Different results given by same input in dataframe and numpy array form

laszukdawid / PyEMD

Python implementation of Empirical Mode Decompoisition (EMD) method

https://pyemd.readthedocs.io/

Apache License 2.0

867 stars 224 forks source link

Different results given by same input in dataframe and numpy array form #62

Closed henrychow94 closed 4 years ago

henrychow94 commented 4 years ago

the variable 'vai' is a dataframe with one column 'sa' and I just found the same input in dataframe and numpy array form gives different results here's the code:

IMF = EMD().emd(vai['sa'].values, max_imf=3) IMF1 = EMD().emd(vai['sa'], max_imf=3)

and IMF[-1] is quite different from IMF1[-1]

laszukdawid commented 4 years ago

Hey @henrychow94 In short, PyEMD wasn't tested on pandas and there's no guarantee regarding its results.

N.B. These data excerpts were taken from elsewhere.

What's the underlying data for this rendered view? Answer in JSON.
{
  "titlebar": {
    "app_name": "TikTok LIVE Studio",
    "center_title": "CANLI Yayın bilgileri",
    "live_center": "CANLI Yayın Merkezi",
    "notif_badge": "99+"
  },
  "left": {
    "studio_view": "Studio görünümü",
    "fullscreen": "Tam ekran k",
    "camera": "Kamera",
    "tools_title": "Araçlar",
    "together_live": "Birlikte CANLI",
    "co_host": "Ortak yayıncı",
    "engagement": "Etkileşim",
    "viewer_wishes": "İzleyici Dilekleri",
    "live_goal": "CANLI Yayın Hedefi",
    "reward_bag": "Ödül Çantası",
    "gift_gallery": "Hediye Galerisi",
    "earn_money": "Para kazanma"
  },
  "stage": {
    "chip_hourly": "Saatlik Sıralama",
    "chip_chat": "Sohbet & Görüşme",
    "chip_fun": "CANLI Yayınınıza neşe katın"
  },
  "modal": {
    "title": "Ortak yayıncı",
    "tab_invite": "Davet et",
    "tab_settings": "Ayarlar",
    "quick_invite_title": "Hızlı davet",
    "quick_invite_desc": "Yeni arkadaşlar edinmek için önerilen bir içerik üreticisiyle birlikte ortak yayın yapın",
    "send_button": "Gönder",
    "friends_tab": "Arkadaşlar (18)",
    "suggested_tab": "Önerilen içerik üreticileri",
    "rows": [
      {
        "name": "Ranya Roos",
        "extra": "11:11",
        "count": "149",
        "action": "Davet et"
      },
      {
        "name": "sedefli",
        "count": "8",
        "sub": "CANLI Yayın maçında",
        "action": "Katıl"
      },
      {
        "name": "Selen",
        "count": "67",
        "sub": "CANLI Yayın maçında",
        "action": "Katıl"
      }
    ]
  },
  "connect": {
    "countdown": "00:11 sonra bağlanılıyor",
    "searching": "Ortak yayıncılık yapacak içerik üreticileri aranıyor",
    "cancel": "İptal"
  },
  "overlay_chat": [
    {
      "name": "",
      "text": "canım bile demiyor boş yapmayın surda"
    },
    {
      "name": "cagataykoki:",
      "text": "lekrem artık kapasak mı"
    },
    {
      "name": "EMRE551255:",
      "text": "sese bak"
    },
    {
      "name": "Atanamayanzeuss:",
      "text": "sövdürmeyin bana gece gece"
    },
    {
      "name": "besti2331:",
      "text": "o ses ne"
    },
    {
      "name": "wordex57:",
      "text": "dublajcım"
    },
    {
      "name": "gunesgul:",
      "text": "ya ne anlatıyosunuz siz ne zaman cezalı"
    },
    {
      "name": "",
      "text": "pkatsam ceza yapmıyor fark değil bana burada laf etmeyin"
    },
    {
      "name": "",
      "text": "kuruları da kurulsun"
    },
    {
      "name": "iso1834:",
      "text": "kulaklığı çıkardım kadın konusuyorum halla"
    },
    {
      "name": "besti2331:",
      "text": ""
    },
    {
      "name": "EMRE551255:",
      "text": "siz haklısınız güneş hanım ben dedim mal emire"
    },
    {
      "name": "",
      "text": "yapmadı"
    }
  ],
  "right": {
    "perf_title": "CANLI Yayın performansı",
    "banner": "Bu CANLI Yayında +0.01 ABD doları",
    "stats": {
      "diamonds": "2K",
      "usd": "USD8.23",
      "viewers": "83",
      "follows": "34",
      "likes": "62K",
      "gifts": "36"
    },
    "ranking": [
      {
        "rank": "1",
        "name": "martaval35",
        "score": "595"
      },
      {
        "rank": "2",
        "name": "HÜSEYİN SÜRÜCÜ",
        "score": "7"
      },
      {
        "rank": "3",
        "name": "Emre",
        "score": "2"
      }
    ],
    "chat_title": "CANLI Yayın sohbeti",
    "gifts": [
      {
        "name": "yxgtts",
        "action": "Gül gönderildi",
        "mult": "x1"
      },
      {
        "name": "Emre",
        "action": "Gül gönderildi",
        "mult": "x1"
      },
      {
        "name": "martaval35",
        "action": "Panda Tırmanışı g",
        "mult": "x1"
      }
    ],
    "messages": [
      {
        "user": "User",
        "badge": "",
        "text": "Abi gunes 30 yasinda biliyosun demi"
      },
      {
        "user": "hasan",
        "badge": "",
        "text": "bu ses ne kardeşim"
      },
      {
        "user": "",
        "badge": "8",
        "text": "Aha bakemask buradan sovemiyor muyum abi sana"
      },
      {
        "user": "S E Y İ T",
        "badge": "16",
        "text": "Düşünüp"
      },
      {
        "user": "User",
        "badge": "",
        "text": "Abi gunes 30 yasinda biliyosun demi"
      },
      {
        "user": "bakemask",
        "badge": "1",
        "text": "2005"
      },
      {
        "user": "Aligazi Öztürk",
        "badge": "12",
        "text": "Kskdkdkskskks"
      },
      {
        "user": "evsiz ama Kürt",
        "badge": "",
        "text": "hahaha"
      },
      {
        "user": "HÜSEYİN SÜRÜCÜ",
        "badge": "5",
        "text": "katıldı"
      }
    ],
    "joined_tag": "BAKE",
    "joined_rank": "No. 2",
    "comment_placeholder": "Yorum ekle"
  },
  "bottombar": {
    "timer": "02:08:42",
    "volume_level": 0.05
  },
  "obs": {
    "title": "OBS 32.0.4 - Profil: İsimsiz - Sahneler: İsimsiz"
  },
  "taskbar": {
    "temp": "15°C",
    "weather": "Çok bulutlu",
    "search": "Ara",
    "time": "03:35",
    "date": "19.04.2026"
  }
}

I'm not sure how exactly iteration would go through the dataframe/series.

In case the rest of IMFs are looking similar, the issue might be in the type casting. Since EMD does a large number iterative subtractions any small difference will be quickly inflated. Differences on the machine epsilon are already problematic.

laszukdawid commented 4 years ago

To help understand whether there is an issue please: 1) Describe the rest of IMFs. Are they different? 2) Add same offset (or signal) to numpy and pandas series and see if the issue persists. 3) Force PyEMD to use specific type by setting emd.DTYPE = np.float32

henrychow94 commented 4 years ago

Thank you @laszukdawid

Here's to your question:

All the IMFs are quite different. (This I'll illustrate by pics)
I'm not sure what do you mean by 'Add same offset to np and pd'?
by using emd.DTYPE = np.float32 , the results are the same, the problem persists.

Here's my code: from PyEMD import EMD emd = EMD() emd.DTYPE = np.float32

IMF = emd(vai['sa'].values,max_imf=3) IMF1 = emd(vai['sa'],max_imf=3)

for i in [-1,-2,-3,-4]: pd.DataFrame(index=vai.index,data=np.concatenate((IMF[i].reshape(-1,1),IMF1[i].reshape(-1,1)),axis=1),columns=['np','pd']).plot()

and the plots compare different results given by this two methods(np and pd) in IMF[i]

i = -1
i = -2
i = -3
i = -4

I think the results are even better when I put the data in the dataframe form, because I'm trying to extract trend from a time-series. And below is a comparison of trend(the last IMF) against original series

using dataframe(better)
using numpy array(worse)

laszukdawid commented 4 years ago

Thanks for highlighting this. Ticket was closed too soon. I'll investigate this in coming weeks.

laszukdawid commented 4 years ago

Hey,

Sorry that it took me so long to get to this. I've been checking pandas with PyEMD and, in all honesty, I'm not sure how you managed to get the results you have. Looking at the PyEMD's code and knowing about Pandas dataframes/series I'm actually surprised you got any results as it shouldn't work at all. For example, take a look at this line, i.e.

indzer = np.nonzero(S[1:]*S[:-1]<0)[0]

which checks the sign change. In case of panda's time series the comparison is done based on indexes, which means that S[1:]*S[:-1] is roughly S[1:-1]**2 so everything else fails.

I'm curious of how you obtained what you're presenting. Any chance you could send over a jupyter notebook with some data attached, and listing Numpy and Panda's versions?

Really appreciate, thanks.

henrychow94 commented 4 years ago

Thank you Dawid @laszukdawid

I checked what you said, and I think it depends on the version of pandas.

When I run emd(vai['sa'],max_imf=3) on pandas version 0.25.1, it works though it gives a warning like this 1584436147(1)

But when I run the same code on pandas version 1.0.1 it fails.

And what's even more strange is that the presions of the results given by these two methods(run with pd.Series or np.array) are quite different, with the latter being worse on presion. I assume if this is happening because the default max iterarion times are different under such two circumstances.

Again, thank you for your effort on this issue!

laszukdawid commented 4 years ago

Thanks for letting me know and great that it works :)